Yanan JIN¹Denghong Wang^2,3*Juquan Zhang^4,5*Long Zhang⁶

• ¹College of Earth and Planetary Sciences, Chengdu University of Technology, Chengdu 610059, China, Chengdu, China
• ²Institute of Mineral Resources, Chinese Academy of Geological Sciences, Beijing, China
• ³MLR Key Laboratory of Metallogeny and Mineral Assessment, Institute of Natural Resources, Beijing, China
• ⁴School of Earth Sciences, Hebei GEO University, Shijiazhuang, Hebei Province, China
• ⁵Key Laboratory of Strategic Critical Mineral Resources, Hebei GEO University, Shijiazhuang, Hebei Province, China
• ⁶Shandong Provincial No.4 Institute of Geological and Mineral Survey, Weifang 261021, China, Shandong, China

The Handan-Xingtai region is one of the important production areas of skarn-type iron deposits in China. The magmatic rocks associated with iron mineralization in this region are predominantly intermediate-basic and intermediate-felsic in composition, and different intrusive complexes exhibit distinct metallogenic intensity. This study focuses on the major and trace element geochemical analysis of magnetite in the Kuangshan and Fushan complexes to explore the controlling factors of the metallogenic intensity of Han-Xing type skarn iron deposit. Through PLS-DA and OPLS-DA, it is found that magnetite in the Kuangshan complex is enriched in Ti, Si, Cu, and Mn, but depleted in V, Cr, Ni, Co, Ga, Al, and Mg. In contrast, magnetite in Fushan complex is characterized by high concentrations of Co, Ni, Cr, and V.The results of mineral geochemical indicate that the Kuangshan complex has experienced plagioclase fractional crystallization and formed in a low-temperature, high-oxygen fugacity environment, which was formed by cognate magma through crystallization differentiation. The Fushan complex is the product of non-cognate magma evolution, and formed in a low-oxygen fugacity environment.
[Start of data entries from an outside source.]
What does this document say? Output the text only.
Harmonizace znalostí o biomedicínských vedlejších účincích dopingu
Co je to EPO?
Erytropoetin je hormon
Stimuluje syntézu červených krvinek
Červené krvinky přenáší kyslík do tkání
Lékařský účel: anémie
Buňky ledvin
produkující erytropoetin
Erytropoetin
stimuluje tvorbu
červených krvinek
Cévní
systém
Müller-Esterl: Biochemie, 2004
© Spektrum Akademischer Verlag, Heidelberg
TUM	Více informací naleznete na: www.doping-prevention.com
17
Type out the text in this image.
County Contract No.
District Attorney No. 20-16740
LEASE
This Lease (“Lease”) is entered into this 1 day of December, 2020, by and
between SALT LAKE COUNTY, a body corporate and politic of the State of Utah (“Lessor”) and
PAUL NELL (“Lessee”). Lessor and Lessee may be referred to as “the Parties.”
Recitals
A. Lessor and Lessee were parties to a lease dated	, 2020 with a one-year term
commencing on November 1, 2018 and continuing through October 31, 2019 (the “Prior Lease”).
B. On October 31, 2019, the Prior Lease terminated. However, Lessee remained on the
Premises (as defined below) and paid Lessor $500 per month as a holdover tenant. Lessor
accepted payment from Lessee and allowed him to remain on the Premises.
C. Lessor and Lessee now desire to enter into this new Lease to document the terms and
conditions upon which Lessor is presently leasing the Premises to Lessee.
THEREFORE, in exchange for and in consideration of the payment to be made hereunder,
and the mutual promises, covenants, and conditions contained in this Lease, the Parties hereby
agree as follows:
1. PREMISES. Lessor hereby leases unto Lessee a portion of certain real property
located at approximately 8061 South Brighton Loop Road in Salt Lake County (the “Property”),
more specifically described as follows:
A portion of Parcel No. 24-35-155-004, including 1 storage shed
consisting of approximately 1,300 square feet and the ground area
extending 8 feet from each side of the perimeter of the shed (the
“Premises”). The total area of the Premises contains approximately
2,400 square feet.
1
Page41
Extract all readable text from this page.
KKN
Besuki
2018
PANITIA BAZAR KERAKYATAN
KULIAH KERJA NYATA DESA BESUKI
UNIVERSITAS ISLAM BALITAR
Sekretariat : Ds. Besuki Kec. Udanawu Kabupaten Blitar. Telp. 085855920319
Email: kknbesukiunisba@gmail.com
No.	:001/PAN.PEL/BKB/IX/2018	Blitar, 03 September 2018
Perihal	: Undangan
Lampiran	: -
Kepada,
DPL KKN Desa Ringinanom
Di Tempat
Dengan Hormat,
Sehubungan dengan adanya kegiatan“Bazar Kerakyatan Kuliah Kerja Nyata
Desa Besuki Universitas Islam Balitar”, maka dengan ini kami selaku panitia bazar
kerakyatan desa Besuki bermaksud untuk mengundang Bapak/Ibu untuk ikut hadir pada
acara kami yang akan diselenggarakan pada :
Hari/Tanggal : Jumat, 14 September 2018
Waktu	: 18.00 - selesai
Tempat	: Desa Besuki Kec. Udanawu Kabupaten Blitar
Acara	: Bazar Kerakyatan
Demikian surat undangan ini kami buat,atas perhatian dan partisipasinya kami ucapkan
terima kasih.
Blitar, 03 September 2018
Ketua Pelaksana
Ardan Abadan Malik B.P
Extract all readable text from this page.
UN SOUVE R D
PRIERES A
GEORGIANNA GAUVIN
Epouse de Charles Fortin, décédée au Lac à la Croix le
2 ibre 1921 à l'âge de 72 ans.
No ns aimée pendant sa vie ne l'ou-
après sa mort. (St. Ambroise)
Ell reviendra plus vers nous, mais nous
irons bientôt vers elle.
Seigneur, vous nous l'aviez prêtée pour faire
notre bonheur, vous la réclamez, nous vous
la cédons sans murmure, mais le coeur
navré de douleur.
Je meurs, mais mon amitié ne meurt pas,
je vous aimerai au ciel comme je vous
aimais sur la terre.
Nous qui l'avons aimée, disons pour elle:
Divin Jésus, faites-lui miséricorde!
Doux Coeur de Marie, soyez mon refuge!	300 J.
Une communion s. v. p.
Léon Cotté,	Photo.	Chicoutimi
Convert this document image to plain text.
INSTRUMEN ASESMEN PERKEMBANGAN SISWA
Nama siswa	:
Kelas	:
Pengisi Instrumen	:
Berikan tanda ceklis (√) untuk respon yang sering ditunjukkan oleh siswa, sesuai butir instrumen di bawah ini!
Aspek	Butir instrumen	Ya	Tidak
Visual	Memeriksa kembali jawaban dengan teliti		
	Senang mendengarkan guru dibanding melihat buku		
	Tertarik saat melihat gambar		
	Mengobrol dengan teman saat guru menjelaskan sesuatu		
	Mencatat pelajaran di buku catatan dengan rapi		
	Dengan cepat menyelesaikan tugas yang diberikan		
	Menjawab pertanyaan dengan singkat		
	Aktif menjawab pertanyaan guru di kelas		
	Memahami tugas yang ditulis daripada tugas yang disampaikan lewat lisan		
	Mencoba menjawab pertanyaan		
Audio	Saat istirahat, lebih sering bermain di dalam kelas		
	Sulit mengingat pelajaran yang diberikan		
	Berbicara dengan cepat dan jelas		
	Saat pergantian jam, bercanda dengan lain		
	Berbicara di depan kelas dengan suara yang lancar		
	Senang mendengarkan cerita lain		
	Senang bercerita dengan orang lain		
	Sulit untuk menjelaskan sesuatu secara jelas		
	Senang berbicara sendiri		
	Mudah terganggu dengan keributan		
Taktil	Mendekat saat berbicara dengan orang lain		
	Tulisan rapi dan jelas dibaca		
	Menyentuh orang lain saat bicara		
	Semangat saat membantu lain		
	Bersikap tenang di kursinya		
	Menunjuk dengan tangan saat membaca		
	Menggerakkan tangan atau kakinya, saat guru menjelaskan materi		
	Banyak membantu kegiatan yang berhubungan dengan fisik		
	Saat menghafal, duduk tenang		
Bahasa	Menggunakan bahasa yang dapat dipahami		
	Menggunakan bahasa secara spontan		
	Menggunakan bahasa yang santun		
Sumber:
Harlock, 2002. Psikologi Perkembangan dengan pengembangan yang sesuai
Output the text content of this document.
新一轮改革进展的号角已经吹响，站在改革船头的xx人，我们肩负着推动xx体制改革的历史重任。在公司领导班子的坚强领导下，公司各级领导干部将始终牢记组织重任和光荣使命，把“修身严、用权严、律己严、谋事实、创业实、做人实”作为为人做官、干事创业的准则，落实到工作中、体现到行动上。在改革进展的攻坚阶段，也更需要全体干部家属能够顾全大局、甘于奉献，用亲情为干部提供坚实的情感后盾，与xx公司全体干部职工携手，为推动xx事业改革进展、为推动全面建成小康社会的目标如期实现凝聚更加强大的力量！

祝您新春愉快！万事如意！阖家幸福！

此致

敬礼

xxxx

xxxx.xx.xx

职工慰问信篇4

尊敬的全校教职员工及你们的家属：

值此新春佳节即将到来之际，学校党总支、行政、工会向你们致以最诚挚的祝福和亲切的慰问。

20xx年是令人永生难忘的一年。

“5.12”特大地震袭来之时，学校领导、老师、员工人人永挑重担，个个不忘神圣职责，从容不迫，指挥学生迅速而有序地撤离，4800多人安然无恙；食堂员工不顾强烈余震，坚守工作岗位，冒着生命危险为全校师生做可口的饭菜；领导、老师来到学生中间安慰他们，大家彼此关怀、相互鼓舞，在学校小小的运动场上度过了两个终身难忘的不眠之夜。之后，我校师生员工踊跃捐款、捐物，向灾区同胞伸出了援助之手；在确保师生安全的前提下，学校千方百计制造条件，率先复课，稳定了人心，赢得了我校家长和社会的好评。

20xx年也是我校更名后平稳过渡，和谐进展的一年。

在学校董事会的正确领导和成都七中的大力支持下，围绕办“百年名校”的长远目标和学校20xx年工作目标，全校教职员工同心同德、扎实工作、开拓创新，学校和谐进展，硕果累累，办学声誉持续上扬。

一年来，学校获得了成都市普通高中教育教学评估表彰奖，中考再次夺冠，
Therefore, the chemical composition of magnetite can serve as an effective tool for studying the enrichment mechanism of skarn type iron deposits. At the same time, high fO2 environment is conducive to the precipitation and migration of Co from magnetite, which is more favorable for the formation of associated Co deposits during the later sulfide stage.